The telecommunications equipment vendors fueled the boom
with their flush resources, handing out loans and discounted
gear to younger carriers.
Now that largesse is haunting them in the form of bloated
inventories and weak balance sheets. Even well-established
players such as Lucent Technologies are plagued by rumors of
bankruptcies and buyouts.
Part of the blame can be assigned to the way the
telecommunications industry was deregulated under a 1996 law,
some experts say. Although rivals have managed to steal
business customers, the large local-phone companies have a
virtual lock on consumers.
"It's very difficult for an entrant to compete," Dr.
Economides said. He called the demise of the smaller phone
companies "a tragedy of the regulatory process."
But that's not a view shared by all telecom players. Some
challengers, such as Allegiance Telecom Inc. of Dallas, say
the failure of start-up phone companies has to do with the
shoddiness of their business plans and their over-reliance on
debt for funding.
"The telecom act is one of the most significant pieces of
communications legislation of the post-war era," said Royce
Holland, Allegiance's chairman and chief executive. "It has
directly been responsible for the U.S. dominating the
Internet, as well as building the most modern infrastructure
in the world."
Future shock
Many experts believe the telecom crunch will probably
get worse before it gets better.
Some say more service providers probably will head to
bankruptcy court. And as those businesses are acquired by
stronger rivals, purchasing their assets for pennies on the
dollar, the industry may face even more tension caused by
players that have the opportunity to operate at far lower
costs.
"The other companies that aren't as well financed will get
stressed by that, and they'll go under," said Andrew Whinston,
director of the Center for Research in Electronic Commerce at
the University of Texas at Austin.
The scenario is already being played out.

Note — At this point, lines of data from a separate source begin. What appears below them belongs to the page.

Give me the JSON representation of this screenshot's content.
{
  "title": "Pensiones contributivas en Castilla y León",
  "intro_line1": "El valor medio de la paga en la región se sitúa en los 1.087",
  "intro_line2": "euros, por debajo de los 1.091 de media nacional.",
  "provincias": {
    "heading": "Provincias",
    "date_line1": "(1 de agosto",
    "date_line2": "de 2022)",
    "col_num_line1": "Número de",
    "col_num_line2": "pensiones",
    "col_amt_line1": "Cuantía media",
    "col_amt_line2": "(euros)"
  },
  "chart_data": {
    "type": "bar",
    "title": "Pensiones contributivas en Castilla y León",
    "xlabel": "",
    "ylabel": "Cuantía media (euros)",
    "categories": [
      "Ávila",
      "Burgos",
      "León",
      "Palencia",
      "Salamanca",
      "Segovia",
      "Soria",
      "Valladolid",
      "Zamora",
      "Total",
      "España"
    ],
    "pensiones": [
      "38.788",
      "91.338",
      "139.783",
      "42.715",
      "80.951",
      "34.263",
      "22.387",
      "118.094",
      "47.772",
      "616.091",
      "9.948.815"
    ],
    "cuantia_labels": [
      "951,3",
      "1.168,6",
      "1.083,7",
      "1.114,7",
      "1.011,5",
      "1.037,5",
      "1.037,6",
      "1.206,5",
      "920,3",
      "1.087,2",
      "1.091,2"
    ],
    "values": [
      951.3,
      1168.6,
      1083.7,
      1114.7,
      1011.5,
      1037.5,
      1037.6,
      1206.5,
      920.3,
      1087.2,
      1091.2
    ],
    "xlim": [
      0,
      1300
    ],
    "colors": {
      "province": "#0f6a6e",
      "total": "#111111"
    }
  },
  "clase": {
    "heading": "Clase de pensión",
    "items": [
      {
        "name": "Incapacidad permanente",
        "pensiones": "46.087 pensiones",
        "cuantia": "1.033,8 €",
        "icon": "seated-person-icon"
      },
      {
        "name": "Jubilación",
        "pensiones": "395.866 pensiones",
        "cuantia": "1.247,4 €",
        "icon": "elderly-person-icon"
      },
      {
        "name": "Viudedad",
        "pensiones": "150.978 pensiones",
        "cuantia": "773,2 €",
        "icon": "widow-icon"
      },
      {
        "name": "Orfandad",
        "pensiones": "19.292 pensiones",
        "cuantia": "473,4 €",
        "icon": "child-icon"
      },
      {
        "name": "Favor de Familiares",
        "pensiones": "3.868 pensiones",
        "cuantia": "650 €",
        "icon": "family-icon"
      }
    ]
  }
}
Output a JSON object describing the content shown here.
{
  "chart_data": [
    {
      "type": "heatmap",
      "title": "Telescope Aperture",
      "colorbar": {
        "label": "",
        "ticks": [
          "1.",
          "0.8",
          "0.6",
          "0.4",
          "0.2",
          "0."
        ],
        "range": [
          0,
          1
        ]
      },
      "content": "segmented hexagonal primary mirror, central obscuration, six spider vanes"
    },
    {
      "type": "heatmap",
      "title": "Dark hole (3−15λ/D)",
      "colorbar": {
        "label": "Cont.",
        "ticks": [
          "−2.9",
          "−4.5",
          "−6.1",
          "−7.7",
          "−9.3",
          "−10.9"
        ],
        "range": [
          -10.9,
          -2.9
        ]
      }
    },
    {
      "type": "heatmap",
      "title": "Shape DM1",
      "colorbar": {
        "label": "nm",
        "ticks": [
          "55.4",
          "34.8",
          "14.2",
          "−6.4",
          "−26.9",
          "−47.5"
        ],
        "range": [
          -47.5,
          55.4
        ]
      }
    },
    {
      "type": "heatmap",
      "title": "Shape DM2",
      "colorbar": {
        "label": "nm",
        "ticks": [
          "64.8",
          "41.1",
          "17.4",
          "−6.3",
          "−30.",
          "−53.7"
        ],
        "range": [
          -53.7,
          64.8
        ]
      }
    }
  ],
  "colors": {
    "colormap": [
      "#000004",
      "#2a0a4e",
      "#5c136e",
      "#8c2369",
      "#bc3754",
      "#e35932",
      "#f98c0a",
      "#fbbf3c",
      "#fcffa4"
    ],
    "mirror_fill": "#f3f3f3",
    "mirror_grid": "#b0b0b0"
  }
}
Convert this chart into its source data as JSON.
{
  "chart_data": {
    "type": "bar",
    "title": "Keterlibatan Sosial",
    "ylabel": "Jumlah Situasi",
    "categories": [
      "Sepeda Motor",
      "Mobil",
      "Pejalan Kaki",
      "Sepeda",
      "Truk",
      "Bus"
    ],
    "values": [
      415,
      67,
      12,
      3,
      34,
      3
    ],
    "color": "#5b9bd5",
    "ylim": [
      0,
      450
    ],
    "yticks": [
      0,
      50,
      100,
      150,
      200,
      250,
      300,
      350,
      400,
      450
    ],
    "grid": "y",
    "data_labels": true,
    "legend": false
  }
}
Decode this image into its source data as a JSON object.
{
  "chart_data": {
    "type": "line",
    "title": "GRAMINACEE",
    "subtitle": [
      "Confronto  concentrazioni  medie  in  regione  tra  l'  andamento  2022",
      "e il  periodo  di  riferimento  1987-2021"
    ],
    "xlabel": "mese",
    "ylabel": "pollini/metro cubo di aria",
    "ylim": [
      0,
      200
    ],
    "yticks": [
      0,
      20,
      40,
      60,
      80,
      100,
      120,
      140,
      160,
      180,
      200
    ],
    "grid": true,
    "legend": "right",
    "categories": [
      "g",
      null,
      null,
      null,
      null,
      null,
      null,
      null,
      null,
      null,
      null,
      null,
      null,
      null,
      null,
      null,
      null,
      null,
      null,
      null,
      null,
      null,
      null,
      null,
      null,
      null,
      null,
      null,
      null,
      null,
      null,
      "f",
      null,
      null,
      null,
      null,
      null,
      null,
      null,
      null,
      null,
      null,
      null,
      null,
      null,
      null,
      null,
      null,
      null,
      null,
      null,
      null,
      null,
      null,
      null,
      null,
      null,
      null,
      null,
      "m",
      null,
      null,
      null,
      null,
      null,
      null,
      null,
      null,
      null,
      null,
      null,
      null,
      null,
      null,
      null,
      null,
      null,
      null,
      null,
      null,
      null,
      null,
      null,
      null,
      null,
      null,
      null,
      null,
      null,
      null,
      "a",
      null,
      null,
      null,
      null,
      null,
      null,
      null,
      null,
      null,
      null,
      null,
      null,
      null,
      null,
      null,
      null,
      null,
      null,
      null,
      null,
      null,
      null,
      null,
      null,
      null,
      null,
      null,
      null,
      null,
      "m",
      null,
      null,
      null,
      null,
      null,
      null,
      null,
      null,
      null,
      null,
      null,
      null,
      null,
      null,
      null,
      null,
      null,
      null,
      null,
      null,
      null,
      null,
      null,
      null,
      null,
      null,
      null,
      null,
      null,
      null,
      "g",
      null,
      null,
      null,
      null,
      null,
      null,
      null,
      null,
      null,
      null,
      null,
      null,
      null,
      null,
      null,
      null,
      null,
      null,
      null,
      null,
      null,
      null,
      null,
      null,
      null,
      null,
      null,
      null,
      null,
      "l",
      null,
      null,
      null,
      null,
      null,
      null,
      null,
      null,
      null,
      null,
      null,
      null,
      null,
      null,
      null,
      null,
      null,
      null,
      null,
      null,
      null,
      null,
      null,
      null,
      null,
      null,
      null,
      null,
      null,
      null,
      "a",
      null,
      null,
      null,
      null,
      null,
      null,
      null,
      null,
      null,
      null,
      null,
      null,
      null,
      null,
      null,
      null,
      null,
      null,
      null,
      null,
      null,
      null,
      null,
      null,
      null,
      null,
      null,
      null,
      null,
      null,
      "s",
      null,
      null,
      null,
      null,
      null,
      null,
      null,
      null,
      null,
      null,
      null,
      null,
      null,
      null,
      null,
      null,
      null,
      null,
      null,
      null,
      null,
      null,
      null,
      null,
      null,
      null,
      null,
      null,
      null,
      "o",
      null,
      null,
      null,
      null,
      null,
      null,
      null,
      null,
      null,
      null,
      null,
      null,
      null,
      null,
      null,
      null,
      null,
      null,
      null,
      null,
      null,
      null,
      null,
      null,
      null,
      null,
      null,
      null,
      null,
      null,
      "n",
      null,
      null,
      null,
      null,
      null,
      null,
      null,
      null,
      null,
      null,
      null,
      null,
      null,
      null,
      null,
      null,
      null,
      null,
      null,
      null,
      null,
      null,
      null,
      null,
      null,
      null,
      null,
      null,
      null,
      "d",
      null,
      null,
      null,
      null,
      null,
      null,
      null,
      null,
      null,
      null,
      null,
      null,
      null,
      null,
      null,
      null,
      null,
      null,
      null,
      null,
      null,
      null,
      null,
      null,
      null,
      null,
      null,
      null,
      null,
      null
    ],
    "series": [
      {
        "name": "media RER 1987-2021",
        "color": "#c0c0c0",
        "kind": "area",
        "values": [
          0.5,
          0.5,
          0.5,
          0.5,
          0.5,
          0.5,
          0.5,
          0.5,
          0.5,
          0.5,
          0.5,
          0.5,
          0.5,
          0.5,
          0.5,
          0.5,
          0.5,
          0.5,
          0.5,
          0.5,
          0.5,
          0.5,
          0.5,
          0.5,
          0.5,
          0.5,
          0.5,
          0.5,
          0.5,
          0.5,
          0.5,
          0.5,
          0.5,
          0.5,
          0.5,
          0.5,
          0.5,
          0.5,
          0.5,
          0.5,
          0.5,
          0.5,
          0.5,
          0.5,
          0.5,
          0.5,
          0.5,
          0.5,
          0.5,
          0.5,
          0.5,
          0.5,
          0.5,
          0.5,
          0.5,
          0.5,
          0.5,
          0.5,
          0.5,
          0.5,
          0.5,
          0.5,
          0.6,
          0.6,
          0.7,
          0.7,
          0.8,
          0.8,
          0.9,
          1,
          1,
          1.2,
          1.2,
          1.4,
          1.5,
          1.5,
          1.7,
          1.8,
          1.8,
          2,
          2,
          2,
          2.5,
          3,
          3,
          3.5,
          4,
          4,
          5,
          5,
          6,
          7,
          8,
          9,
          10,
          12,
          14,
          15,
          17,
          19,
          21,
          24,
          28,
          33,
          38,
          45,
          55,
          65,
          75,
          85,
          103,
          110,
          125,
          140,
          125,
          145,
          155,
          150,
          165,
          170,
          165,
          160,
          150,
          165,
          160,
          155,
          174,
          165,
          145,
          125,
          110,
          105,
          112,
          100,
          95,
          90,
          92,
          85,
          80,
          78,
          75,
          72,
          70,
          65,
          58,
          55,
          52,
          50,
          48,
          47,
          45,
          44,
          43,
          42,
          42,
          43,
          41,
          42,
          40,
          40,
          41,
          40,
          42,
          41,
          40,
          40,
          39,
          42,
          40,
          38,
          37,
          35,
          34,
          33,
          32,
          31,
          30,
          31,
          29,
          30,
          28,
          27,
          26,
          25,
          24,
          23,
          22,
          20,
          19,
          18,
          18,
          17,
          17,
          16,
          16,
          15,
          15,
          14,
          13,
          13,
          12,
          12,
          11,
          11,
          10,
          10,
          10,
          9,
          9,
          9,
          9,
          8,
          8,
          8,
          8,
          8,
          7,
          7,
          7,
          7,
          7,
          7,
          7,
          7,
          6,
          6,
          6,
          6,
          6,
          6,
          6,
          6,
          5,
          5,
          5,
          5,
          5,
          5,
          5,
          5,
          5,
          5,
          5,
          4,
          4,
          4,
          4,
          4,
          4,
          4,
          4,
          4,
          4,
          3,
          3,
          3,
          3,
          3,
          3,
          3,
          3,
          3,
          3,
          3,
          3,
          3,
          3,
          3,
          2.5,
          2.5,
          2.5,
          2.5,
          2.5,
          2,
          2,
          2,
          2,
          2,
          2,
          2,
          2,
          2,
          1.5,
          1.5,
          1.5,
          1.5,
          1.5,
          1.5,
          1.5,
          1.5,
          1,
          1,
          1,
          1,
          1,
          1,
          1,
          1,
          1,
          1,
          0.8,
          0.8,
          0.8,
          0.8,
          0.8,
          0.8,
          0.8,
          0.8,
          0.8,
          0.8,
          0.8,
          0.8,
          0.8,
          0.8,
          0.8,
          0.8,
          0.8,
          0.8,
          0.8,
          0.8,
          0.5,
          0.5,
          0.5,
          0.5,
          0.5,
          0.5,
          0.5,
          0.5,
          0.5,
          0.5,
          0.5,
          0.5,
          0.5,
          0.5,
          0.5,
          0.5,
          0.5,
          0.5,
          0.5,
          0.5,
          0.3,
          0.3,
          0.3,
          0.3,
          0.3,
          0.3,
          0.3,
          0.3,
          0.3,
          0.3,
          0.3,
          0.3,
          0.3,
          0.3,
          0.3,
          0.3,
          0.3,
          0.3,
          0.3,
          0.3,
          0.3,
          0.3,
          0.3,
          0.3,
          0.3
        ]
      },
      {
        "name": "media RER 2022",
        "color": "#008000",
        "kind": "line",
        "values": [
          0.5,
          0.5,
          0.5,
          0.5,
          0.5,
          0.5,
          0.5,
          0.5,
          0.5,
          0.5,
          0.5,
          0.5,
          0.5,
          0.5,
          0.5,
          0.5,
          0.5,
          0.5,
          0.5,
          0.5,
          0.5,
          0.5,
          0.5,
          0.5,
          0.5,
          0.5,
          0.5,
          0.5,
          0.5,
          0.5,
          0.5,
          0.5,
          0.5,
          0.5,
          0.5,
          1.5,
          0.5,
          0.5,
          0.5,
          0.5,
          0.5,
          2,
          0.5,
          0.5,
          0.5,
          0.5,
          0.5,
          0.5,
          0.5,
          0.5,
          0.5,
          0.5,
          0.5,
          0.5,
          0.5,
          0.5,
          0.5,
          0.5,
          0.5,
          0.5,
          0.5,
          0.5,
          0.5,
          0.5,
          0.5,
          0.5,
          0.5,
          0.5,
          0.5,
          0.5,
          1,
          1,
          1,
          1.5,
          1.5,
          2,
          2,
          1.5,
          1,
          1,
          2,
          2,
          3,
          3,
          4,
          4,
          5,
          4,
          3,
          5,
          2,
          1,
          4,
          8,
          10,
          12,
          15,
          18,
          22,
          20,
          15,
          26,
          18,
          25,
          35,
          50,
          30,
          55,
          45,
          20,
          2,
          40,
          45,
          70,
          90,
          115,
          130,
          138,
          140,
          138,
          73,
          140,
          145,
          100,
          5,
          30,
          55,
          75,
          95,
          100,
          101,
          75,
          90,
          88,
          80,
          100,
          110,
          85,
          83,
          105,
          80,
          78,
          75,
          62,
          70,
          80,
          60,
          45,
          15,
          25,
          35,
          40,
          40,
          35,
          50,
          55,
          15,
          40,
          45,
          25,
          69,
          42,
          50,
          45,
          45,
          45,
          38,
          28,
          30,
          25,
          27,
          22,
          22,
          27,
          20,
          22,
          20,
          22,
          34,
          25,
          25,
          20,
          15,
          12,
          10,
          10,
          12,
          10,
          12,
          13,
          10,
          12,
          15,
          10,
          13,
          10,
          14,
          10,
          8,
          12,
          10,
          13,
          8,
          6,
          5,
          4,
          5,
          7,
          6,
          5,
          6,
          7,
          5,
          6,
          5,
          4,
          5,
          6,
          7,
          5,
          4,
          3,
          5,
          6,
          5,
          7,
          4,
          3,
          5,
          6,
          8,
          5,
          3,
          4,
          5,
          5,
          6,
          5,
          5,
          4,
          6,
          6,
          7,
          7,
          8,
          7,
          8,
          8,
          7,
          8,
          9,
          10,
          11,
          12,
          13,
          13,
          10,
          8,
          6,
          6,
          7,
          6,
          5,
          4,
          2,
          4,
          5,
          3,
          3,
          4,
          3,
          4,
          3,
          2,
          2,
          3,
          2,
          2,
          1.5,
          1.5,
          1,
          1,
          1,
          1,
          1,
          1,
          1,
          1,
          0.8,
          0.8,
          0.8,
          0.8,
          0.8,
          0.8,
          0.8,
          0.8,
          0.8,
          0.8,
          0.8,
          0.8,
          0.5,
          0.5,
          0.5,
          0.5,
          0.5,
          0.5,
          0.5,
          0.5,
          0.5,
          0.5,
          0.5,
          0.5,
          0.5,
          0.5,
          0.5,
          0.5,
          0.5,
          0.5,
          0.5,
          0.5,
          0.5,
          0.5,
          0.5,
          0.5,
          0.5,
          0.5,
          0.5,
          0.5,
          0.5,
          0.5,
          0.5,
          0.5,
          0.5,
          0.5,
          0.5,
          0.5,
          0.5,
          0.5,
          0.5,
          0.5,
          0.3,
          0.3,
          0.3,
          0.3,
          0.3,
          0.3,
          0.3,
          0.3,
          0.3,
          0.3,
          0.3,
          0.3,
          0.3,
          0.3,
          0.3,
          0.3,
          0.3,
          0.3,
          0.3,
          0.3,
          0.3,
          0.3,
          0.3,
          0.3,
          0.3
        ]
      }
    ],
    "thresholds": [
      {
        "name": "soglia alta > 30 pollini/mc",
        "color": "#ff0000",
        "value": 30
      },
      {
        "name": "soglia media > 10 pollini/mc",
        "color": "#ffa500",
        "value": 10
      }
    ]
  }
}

In March,
AT&T Corp. scooped up most of the assets of Northpoint
Communications Inc., which offered high-speed Internet access,
for $135 million in a bankruptcy court auction. Only last
August, before Northpoint began its downward spiral, Verizon
Communications Inc. was expecting to pay $800 million for the
provider of digital subscriber line service.
The dot.com crisis, though worse in Austin than in the
Dallas area, isn't over here either.
"I can name five or 10 companies that are either shells of
their former selves or are looking to reduce their head count
in the Internet space in Dallas," said Lee Blaylock, founder
of ServiceLane, an Internet company that helps customers with
home improvements.
Unlike many pure dot.coms, he said, ServiceLane is holding
its own, largely because of a recent affiliation with Lowe's
Home Centers Inc., a traditional bricks-and-mortar retailer.
What will be the final impact of the tech bust?
Big telecom companies have been slashing their staffs even
more swiftly than they built them up during the boom. Many
dismissed workers are struggling to regain their footing
because companies are not hiring.
"Telecom is down the tubes. E-business is down the tubes.
Wireless is on hold. Although people are talking about it,
they're afraid to spend money on it," said John Lenihan, who
left his job at ailing Scient Corp. and is looking for work as
he also starts his own business.
But experts say the downturn will not last nearly as long
as the crash driven by real estate because wireless phone
service and Internet use are growing at phenomenal rates. The
rest of the economy continues to do well, as indicated by
recent figures that peg the nation's growth at an annual 2
percent for the first quarter.
Dallas-Fort Worth led the nation in new jobs for the year
ending March 31, adding 104,500.
In the aftermath of the real estate crash, many economists
said that Texas needed to diversify its economy by expanding
its technology industry. Despite the current tech downturn,
diversification has paid off, Dr. Whinston said.